Of particular importance is the supposed tension between case law and parliamentary amendments. Gladue and Ipeelee frame s. 718.2(e) as remedial and transformative, requiring courts to confront systemic disadvantage and to approach sentencing with restraint. Parliament’s amendments in ss. 718.04 and 718.201, by contrast, respond to systemic violence against Indigenous women by emphasizing denunciation and deterrence.
Per the majority’s reasoning, acknowledgment of the Gladue factors alone is insufficient. Appellate courts may intervene where systemic factors are insufficiently integrated into the moral culpability analysis and thus, weighed inadequately.
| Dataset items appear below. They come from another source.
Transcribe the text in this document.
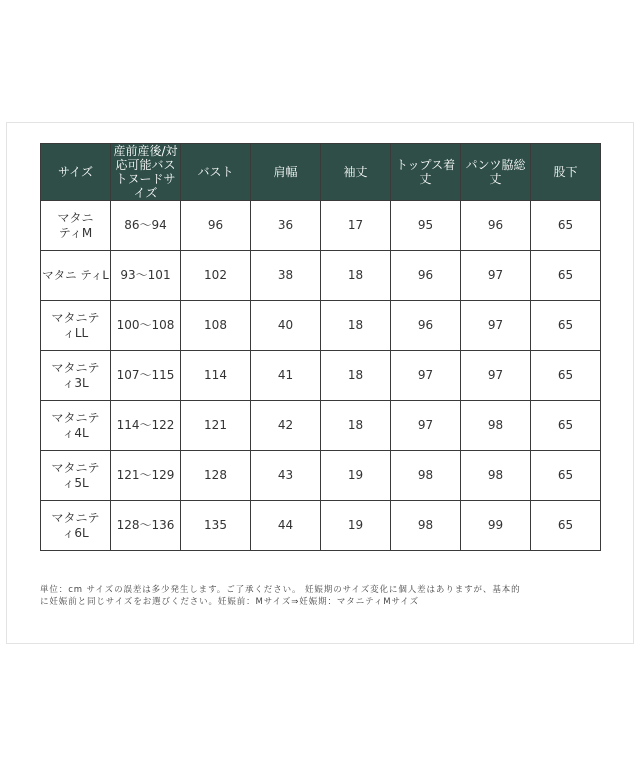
サイズ	産前産後/対応可能バストヌードサイズ	バスト	肩幅	袖丈	トップス着丈	パンツ脇総丈	股下
マタニティM	86〜94	96	36	17	95	96	65
マタニ ティL	93〜101	102	38	18	96	97	65
マタニティLL	100〜108	108	40	18	96	97	65
マタニティ3L	107〜115	114	41	18	97	97	65
マタニティ4L	114〜122	121	42	18	97	98	65
マタニティ5L	121〜129	128	43	19	98	98	65
マタニティ6L	128〜136	135	44	19	98	99	65
単位：cm サイズの誤差は多少発生します。ご了承ください。 妊娠期のサイズ変化に個人差はありますが、基本的
に妊娠前と同じサイズをお選びください。妊娠前：Mサイズ⇒妊娠期：マタニティMサイズ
Nonetheless, the dissent’s warning about deference cannot be overlooked. Lacasse affirms that sentencing is discretionary and appellate courts should not intervene absent clear error. If the SCC affirms the majority, it may signal a novel understanding of error in principle—one that treats insufficient integration of systemic factors as reviewable.
The task before the SCC is to clarify whether these provisions are complementary promises towards systemic reconciliation efforts, or whether they create a recalibrated hierarchy in sentencing for cases of intimate partner violence against Indigenous women. Perhaps most fundamentally, this significant tension presented to the SCC is a consequence of two interrelated systemic realities within Canadian sentencing: the over incarceration of Indigenous offenders and the under-protection of Indigenous women. Each is the result of colonial legacy, and each demands reconciliation efforts and correction. If denunciation is to receive “primary consideration,” how does that imperative operate against the principle of proportionality?
In answering this appeal, the Court will define how Canadian sentencing law responds to “offences involving the most vulnerable in our society”, and clarify the place of reconciliation, denunciation, and proportionality within that response (Cope, para 210).